Our principle interests lie in the discovery of new antibiotics, anticancer agents, metal chelating compounds and protein-based drug targets.

Most recently, we have tuned the properties of a drug used to treat iron overload disease in beta-thalassemia patients, which affects many thousands of newborns per year worldwide. Several compounds show promise for potentially improving the current treatment.

We are using bacteria to produce new drugs by adding to culture medium molecular building blocks that can compete for natural substrates and be incorporated into new compounds.

This approach uses the complex biosynthetic pathways of bacteria, which continue to be unravelled by genome sequencing, to generate molecular diversity.

We work at the interface of chemistry, microbiology and biotechnology, which provides for a dynamic research environment and new ways of approaching problems.

Techniques in our laboratory: synthesis (organic, inorganic, affinity resins), microbiology, protein purification, biomolecule purification (affinity chromatography, HPLC), ESI-MS, NMR spectroscopy.

Research achievements

Iron and bacteria

The Fe(III)-loaded siderophore complex, ferroxamine B.

The Fe(III)-loaded siderophore complex, ferroxamine B.

We study molecules produced by non-pathogenic and pathogenic bacteria called ‘siderophores’, which are low-molecular-weight organic compounds that have a high affinity towards Fe(III).

Under low iron conditions, siderophores are produced by bacteria to sequester iron from the local environment (soil, ocean, human host).

In concert, bacteria upregulate cell surface receptors that avidly recognise the cognate Fe(III)-loaded siderophore complex.

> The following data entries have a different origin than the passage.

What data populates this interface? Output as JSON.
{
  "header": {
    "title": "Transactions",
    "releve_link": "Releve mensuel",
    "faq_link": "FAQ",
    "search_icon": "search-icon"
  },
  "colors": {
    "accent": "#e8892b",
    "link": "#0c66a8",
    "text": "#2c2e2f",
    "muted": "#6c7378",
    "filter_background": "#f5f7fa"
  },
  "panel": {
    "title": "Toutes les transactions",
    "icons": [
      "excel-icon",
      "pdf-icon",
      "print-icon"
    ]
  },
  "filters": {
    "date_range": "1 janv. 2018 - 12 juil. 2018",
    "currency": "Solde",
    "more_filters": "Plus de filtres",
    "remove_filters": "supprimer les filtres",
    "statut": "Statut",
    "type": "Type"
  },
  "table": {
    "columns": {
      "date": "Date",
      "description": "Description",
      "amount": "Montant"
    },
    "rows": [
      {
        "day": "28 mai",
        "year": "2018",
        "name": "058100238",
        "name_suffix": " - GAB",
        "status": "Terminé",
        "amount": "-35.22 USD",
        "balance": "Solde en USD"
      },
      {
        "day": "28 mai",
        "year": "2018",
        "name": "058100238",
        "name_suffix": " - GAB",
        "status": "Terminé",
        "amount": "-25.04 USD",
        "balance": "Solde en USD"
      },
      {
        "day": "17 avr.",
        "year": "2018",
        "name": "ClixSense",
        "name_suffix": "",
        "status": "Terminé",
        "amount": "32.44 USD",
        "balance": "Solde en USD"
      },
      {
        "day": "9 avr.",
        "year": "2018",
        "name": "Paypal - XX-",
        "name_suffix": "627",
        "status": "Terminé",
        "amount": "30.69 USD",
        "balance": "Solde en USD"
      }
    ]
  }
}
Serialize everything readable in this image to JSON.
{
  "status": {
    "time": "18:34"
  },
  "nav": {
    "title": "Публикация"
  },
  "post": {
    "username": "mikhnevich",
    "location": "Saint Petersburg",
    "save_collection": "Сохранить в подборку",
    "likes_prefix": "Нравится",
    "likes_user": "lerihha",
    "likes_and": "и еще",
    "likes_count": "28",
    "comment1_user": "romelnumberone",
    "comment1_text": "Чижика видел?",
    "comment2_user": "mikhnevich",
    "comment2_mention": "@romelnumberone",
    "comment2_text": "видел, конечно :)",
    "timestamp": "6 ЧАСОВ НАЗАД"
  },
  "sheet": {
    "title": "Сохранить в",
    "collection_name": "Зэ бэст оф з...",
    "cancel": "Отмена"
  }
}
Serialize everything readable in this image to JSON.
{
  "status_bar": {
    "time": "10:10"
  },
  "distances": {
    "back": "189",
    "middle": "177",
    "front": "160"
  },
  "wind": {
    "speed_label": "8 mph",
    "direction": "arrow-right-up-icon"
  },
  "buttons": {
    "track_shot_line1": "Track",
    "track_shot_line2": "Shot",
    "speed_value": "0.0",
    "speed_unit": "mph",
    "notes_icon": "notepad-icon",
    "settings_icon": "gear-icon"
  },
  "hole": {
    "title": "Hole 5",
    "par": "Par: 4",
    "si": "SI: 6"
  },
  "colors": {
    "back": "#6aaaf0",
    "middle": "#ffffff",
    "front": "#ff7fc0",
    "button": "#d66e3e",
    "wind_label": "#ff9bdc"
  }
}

Iron is essential for bacterial growth and for establishing an infection. Compounds that prevent regular bacterial iron uptake, therefore, are potential narrow spectrum antibiotic agents.

Our laboratory is studying the antibiotic potential of siderophore-mediated iron uptake from the level of siderophore through to the cognate receptor.

Histone deacetylase inhibitors

Many siderophores contain hydroxamic acid functional groups, which have a high affinity towards Fe(III).

Hydroxamic acid groups also have an affinity towards Zn(II), which is the catalytic biometal at the active site of histone deacetylases, which are a family of enzymes at the forefront of oncology research.

The hydroxamic acid-based inhibitor, Vorinostat, is used for the treatment of cutaneous T-cell lymphoma. In this project, we are designing new inhibitors of histone deacetylases with activity against one or more of the 18 known HDAC isoforms.

Since different HDAC isoforms have been implicated in different types of cancers, there is interest in the potential of isoform-specific HDAC inhibitors as narrow spectrum chemotherapeutic agents.